The new convertible comes standard with a pair of "sport hoops" behind the seats that aren't substantial enough to help out in a rollover, but they look cool.
The interior design and the twin bucket seats are also completely new, with a vertical instrument stack to the right and twin pods for the tachometer and speedometer at the center of the dash, with the tach more prominent than the speedometer.
There are standard cast aluminum power adjustable pedals, but there are no cup holders, no cruise control, and no digital instrumentation of any kind.
An in-dash six-CD changer is standard, as are a real glovebox and a real central storage console, both new to the Viper.
The seat belts have been converted back to the standard outboard mounting. Lock and mirror controls have been moved off the dash and onto the doors, where they belong.
The old air-conditioning system has been junked in favor of a new blended-air system from the corporate parts bin.
The new Viper has a separate Engine Start button set into the dashboard.
The new V-10 engine increases the Viper's displacement from 488 to 505 cubic inches and pushes its power output to 500 horsepower and 525 foot-pounds of torque, enough to make it one of the quickest and fastest cars in the world.
The rest of the drivetrain includes a heavy-duty clutch, the Tremec T56 six-speed manual transmission, and the familiar Dana swing-axle rear end.
This time around, the Viper rides on new, wider alloy wheels with P345/30ZR-19 rear tires and P275/35ZR-18 fronts, Michelin Zero-Pressure or run-flat designs, so that the Viper carries no spare tire or jack in its trunk, which is now a full 24 percent larger than the trunk on the old roadster, even after the top is folded down into its well.
An extremely important element in that ever-lowering 0-100-0 maneuver is the braking system, which now consists of giant 14-inch rotors front and rear and Brembo four-piston calipers with high-performance friction materials.
These enormous brakes, combined with the lower weight and monster Michelins, help the car do the go-stop thing better than any previous Viper.
This time around, there's standard ABS, which most of the cars built before 2002 didn't have.
The chassis and body received an equal amount of updating and attention to details.
The new convertible frame is about equal in stiffness to the GTS coupe, and that means a smoother ride, fewer squeaks and rattles, and much more precise handling.

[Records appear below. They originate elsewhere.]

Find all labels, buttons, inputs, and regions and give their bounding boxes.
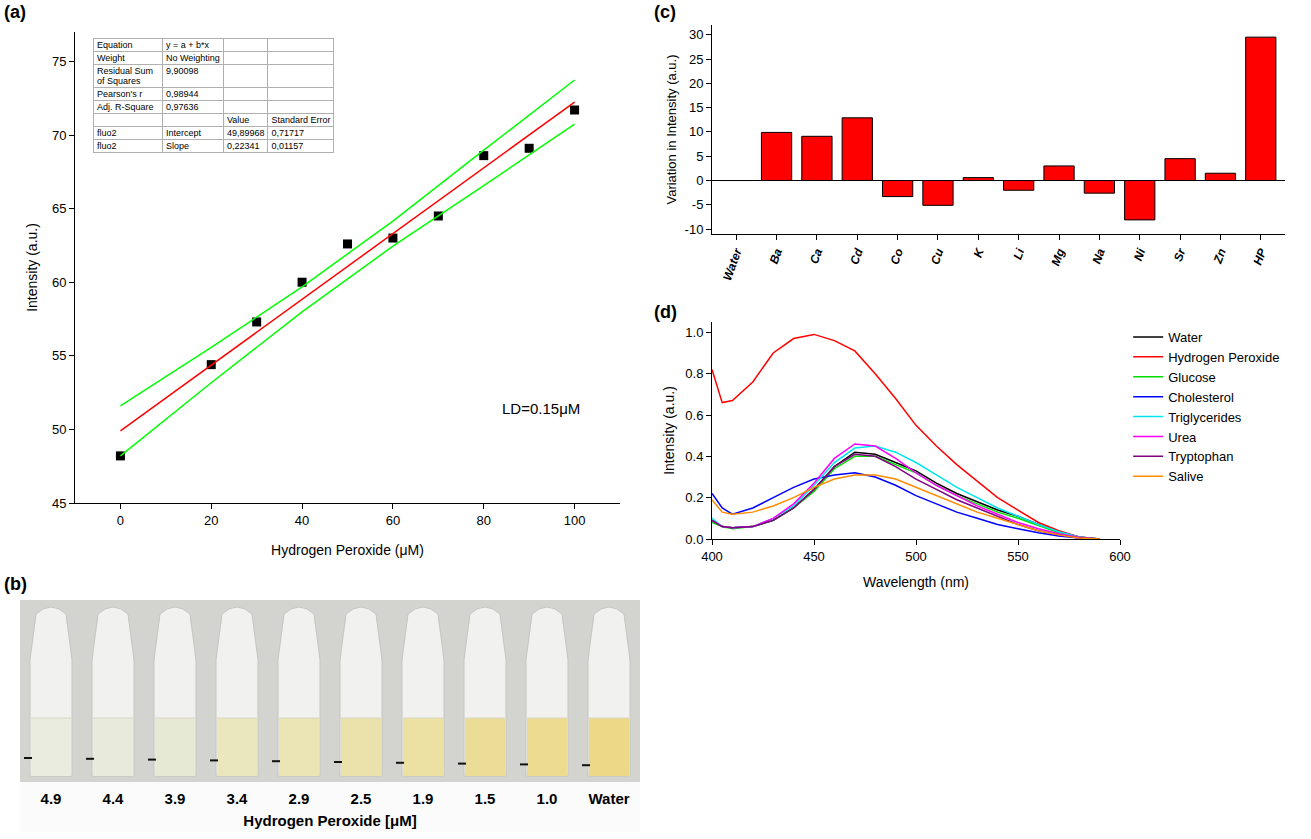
svg-text:0.6: 0.6 xyxy=(685,408,703,423)
svg-text:Intensity (a.u.): Intensity (a.u.) xyxy=(661,386,677,475)
svg-text:K: K xyxy=(971,245,988,259)
svg-text:10: 10 xyxy=(689,124,703,139)
svg-text:0.0: 0.0 xyxy=(685,532,703,547)
svg-text:Ni: Ni xyxy=(1131,246,1148,263)
svg-text:30: 30 xyxy=(689,27,703,42)
svg-text:1.9: 1.9 xyxy=(413,790,434,807)
svg-text:Triglycerides: Triglycerides xyxy=(1168,410,1242,425)
html-text:Residual Sum of Squares: Residual Sum of Squares xyxy=(97,66,153,86)
html-text:0,98944: 0,98944 xyxy=(166,89,199,99)
html-text:(d): (d) xyxy=(654,302,677,322)
svg-text:45: 45 xyxy=(52,496,66,511)
svg-text:5: 5 xyxy=(696,149,703,164)
html-text:No Weighting: No Weighting xyxy=(166,53,220,63)
svg-text:3.4: 3.4 xyxy=(227,790,249,807)
html-text:0,71717: 0,71717 xyxy=(271,128,304,138)
svg-text:25: 25 xyxy=(689,52,703,67)
svg-text:Li: Li xyxy=(1010,246,1027,261)
svg-text:Sr: Sr xyxy=(1171,245,1189,263)
html-text:0,01157: 0,01157 xyxy=(271,141,304,151)
html-text:0,97636: 0,97636 xyxy=(166,102,199,112)
svg-text:60: 60 xyxy=(386,513,400,528)
html-text:y = a + b*x: y = a + b*x xyxy=(166,40,209,50)
svg-text:Glucose: Glucose xyxy=(1168,370,1216,385)
svg-text:Intensity (a.u.): Intensity (a.u.) xyxy=(24,223,40,312)
svg-text:0.4: 0.4 xyxy=(685,449,703,464)
html-text:0,22341: 0,22341 xyxy=(226,141,260,151)
html-text:(c): (c) xyxy=(654,2,676,22)
html-text:49,89968: 49,89968 xyxy=(226,128,265,138)
svg-text:400: 400 xyxy=(701,549,723,564)
svg-text:600: 600 xyxy=(1109,549,1131,564)
svg-text:Cd: Cd xyxy=(847,246,866,266)
svg-text:60: 60 xyxy=(52,275,66,290)
svg-text:4.4: 4.4 xyxy=(103,790,125,807)
html-text:Weight: Weight xyxy=(97,53,125,63)
svg-text:Water: Water xyxy=(588,790,629,807)
svg-text:Zn: Zn xyxy=(1210,247,1229,267)
html-text:Equation: Equation xyxy=(97,40,133,50)
svg-text:Hydrogen Peroxide: Hydrogen Peroxide xyxy=(1168,350,1279,365)
svg-text:3.9: 3.9 xyxy=(165,790,186,807)
html-text:fluo2: fluo2 xyxy=(97,128,117,138)
svg-text:550: 550 xyxy=(1007,549,1029,564)
svg-text:20: 20 xyxy=(689,76,703,91)
svg-text:LD=0.15μM: LD=0.15μM xyxy=(502,400,580,417)
svg-text:-5: -5 xyxy=(692,197,704,212)
svg-text:4.9: 4.9 xyxy=(41,790,62,807)
html-text:9,90098: 9,90098 xyxy=(166,66,199,76)
svg-text:Water: Water xyxy=(720,245,745,282)
svg-text:80: 80 xyxy=(477,513,491,528)
html-text:Slope: Slope xyxy=(166,141,189,151)
svg-text:Variation in Intensity (a.u.): Variation in Intensity (a.u.) xyxy=(664,54,679,204)
html-text:Standard Error: Standard Error xyxy=(271,115,331,125)
svg-text:75: 75 xyxy=(52,54,66,69)
svg-text:Cholesterol: Cholesterol xyxy=(1168,390,1234,405)
svg-text:Wavelength (nm): Wavelength (nm) xyxy=(863,574,969,590)
svg-text:55: 55 xyxy=(52,348,66,363)
svg-text:Mg: Mg xyxy=(1048,246,1067,268)
svg-text:1.0: 1.0 xyxy=(685,325,703,340)
html-text:fluo2: fluo2 xyxy=(97,141,117,151)
svg-text:Salive: Salive xyxy=(1168,469,1203,484)
svg-text:50: 50 xyxy=(52,422,66,437)
svg-text:HP: HP xyxy=(1250,246,1269,267)
svg-text:Water: Water xyxy=(1168,330,1203,345)
svg-text:2.5: 2.5 xyxy=(351,790,372,807)
svg-text:Ca: Ca xyxy=(807,246,826,266)
svg-text:Urea: Urea xyxy=(1168,430,1197,445)
svg-text:70: 70 xyxy=(52,128,66,143)
svg-text:-10: -10 xyxy=(685,222,704,237)
svg-text:Ba: Ba xyxy=(767,246,786,266)
svg-text:1.5: 1.5 xyxy=(475,790,496,807)
svg-text:65: 65 xyxy=(52,201,66,216)
svg-text:20: 20 xyxy=(204,513,218,528)
html-text:Adj. R-Square: Adj. R-Square xyxy=(97,102,154,112)
svg-text:Hydrogen Peroxide (μM): Hydrogen Peroxide (μM) xyxy=(271,542,424,558)
svg-text:0.8: 0.8 xyxy=(685,366,703,381)
html-text:Intercept: Intercept xyxy=(166,128,201,138)
svg-text:100: 100 xyxy=(564,513,586,528)
svg-text:15: 15 xyxy=(689,100,703,115)
html-text:(a): (a) xyxy=(4,2,26,22)
svg-text:1.0: 1.0 xyxy=(537,790,558,807)
html-text:Value: Value xyxy=(226,115,250,125)
svg-text:0.2: 0.2 xyxy=(685,490,703,505)
html-text:(b): (b) xyxy=(4,574,27,594)
svg-text:Cu: Cu xyxy=(928,246,947,266)
html-text:Pearson's r: Pearson's r xyxy=(97,89,143,99)
svg-text:Na: Na xyxy=(1089,246,1108,266)
svg-text:40: 40 xyxy=(295,513,309,528)
svg-text:Tryptophan: Tryptophan xyxy=(1168,449,1233,464)
svg-text:Co: Co xyxy=(887,247,906,267)
svg-text:2.9: 2.9 xyxy=(289,790,310,807)
svg-text:0: 0 xyxy=(696,173,703,188)
svg-text:Hydrogen Peroxide [μM]: Hydrogen Peroxide [μM] xyxy=(243,812,416,829)
svg-text:450: 450 xyxy=(803,549,825,564)
svg-text:500: 500 xyxy=(905,549,927,564)
svg-text:0: 0 xyxy=(117,513,124,528)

The new Viper is made about 100 pounds lighter than the outgoing model by using injection-molded bumper bars front and rear instead of steel ones, and a completely new dashboard assembly.
Where the old dash was an amalgamation of some 65 parts bolted and welded together, the new dash uses a gigantic magnesium casting inside the dashboard that is believed to be the largest magnesium piece used in the industry and saves a fast 30 pounds of weight and a great deal of manufacturing complexity.
The Dodge Viper SRT-10 will be available in red, black and silver metallic. Built at the Chrysler Group Conner Avenue Assembly Plant in Detroit, it is being sold as a 2003 model.
The price is expected to be around $85,000, and Chrysler says the first year's production is, unfortunately, already sold out.